In fact I had for months been experiencing a strange torment: that of having learned too much… I was like a thrifty man who hopes to see his amassed savings quickly bring him a wholly different way of life, open up prodigious new horizons, and change his vision of things – right up to his way of walking, of breathing, of speaking to women. The savings continue to accumulate, but the dramatic change is slow in coming.

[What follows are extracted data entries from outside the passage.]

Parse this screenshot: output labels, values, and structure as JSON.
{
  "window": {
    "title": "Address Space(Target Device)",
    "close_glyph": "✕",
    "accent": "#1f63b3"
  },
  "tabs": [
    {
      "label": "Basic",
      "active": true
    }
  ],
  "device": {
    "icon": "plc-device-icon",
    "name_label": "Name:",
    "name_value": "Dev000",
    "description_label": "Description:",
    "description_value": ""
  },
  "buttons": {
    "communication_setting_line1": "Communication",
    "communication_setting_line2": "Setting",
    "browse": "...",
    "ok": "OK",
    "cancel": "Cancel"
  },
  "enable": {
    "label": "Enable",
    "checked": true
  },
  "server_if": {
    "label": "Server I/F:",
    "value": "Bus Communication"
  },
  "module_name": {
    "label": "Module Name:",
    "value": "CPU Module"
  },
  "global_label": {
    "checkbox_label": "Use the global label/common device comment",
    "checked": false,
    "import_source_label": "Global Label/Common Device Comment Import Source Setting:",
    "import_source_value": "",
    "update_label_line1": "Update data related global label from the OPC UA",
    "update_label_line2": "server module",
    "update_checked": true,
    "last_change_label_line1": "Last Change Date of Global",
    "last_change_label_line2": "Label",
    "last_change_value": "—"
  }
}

So it was with the sum of my French knowledge. Not that I would have wanted to derive any profit from it. The interest that my comrade the dunce showed in my stories amply fulfilled me. I was hoping rather for a mysterious click, like that of the spring in a music box: the grinding sound that announces the start of the minuet to be danced by the little figures on the platform. I longed for this medley of dates, names, events, and characters to recast itself into the stuff of a hitherto unseen life, to crystallize into a fundamentally new world. I wanted the France that was grafted onto my heart, that had been studied, explored, and learned, to turn me into a new being.
But the only change at the start of this summer was the absence of my sister, who had gone to continue her studies in Moscow. I was afraid to admit to myself that her departure might make our evening gatherings on the balcony impossible.
The first evening, as if to confirm my fears, I began to question my grandmother about the France of her youth. She replied willingly, believing my curiosity to be sincere. As she spoke, Charlotte continued to darn the lace collar of a blouse. She handled the needle with that touch of artistic elegance one always sees in a woman who is working and at the same time engaged in conversation with a guest she believes to be interested in what she has to say.